The Tanforan Assembly Center Memorial Committee (TACMC) has raised funds and begun construction of the Tanforan Memorial at the San Bruno BART station. TACMC was formed in March 2012 to commemorate the 70th anniversary of the Tanforan Assembly Center by staging an exhibition of photographs by Dorothea Lange and Paul Kitagaki Jr. covering the Internment of Japanese Americans following the issuance of Executive Order 9066. The Tanforan Assembly Center was named after the racetrack where more than 8,000 Japanese-Americans, primarily from the San Francisco Bay Area, were temporarily detained before being sent to more permanent War Relocation Centers; the station now stands where the racetrack was.
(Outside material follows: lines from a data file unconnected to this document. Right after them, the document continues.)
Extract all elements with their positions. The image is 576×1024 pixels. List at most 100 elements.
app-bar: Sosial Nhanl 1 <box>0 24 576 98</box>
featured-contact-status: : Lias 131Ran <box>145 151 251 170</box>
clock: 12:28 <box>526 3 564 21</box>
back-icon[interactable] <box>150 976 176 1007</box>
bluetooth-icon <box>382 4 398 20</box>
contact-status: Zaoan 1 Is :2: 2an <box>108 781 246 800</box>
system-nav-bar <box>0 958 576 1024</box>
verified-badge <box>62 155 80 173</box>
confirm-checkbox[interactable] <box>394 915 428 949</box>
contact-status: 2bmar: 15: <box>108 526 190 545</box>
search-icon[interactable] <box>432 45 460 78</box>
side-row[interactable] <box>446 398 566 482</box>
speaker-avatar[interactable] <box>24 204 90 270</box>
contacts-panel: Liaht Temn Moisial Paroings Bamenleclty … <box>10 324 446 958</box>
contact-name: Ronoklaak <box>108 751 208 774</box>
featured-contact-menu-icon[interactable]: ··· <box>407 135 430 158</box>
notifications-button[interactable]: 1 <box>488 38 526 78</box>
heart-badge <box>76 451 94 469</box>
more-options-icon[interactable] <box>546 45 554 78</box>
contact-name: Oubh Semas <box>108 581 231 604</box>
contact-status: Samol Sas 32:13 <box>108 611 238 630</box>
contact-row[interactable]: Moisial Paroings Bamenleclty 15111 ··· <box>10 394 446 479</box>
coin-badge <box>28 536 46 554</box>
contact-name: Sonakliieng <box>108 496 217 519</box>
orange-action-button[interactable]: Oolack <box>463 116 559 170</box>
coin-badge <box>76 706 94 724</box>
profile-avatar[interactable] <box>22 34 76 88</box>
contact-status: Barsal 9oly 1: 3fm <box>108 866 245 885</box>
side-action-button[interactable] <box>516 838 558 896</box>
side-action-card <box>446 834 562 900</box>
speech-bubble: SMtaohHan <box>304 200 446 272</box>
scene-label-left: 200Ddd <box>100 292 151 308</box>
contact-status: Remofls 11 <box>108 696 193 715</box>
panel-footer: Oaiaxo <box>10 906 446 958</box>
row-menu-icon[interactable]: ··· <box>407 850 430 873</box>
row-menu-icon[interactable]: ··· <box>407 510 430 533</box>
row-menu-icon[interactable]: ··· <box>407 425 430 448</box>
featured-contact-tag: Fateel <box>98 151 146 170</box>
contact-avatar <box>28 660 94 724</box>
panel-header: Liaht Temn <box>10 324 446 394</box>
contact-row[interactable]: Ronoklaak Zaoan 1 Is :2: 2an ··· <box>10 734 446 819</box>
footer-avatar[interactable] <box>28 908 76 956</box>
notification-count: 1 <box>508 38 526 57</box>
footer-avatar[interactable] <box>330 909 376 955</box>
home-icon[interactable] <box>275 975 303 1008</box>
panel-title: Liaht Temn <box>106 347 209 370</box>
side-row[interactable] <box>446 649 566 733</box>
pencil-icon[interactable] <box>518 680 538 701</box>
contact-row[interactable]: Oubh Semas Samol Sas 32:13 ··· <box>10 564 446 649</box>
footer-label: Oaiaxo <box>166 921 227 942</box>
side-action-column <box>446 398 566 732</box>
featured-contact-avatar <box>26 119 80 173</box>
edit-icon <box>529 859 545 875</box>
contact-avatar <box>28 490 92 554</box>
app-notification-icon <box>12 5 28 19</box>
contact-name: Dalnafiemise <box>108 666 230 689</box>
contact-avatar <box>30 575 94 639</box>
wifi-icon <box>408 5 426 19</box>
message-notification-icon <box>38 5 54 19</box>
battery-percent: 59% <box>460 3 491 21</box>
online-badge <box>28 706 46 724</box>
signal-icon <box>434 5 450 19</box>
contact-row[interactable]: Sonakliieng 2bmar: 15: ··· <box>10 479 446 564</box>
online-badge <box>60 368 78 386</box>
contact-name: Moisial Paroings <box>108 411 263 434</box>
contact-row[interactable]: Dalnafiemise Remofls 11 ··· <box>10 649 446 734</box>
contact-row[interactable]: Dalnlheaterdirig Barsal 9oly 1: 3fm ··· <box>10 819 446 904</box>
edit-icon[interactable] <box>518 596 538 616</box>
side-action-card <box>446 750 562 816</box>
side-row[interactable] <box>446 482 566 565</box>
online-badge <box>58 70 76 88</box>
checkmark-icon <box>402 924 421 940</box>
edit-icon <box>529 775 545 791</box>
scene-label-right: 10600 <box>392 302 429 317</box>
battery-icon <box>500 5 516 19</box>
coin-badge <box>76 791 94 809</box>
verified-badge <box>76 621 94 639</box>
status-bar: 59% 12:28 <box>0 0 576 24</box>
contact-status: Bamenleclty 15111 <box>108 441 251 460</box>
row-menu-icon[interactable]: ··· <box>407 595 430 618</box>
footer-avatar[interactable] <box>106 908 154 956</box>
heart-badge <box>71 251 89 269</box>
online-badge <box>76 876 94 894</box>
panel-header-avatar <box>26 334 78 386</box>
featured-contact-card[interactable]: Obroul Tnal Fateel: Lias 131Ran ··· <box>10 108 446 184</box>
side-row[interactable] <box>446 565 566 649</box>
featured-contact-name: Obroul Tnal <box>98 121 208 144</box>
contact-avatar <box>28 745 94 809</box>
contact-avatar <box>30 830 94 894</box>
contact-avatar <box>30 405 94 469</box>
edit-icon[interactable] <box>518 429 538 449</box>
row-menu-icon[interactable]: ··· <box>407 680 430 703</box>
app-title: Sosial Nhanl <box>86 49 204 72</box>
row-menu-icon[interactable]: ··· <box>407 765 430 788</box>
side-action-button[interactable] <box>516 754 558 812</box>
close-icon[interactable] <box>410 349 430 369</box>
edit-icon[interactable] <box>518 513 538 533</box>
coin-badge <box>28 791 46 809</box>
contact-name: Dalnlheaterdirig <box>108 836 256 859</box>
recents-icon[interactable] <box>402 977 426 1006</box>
When complete, the new memorial will include a bronze statue depicting Hiroko and Miyuki Mochida of Hayward, inspired by one of Lange's photographs from 1942. A groundbreaking ceremony for the new memorial was held on February 11, 2022. Within the station, photographs from Lange and Kitagaki will remain on permanent display.

San Bruno is one of ten stations, five of them on the Yellow Line, that BART foresees closing as early as January 2027 if a sales tax measure to bail out Bay Area transit agencies fails to pass in November 2026.

== Bus connections ==
SamTrans bus routes 140, 141, 398, and ECR stop at bus bays on the ground level of the parking garage north of the station.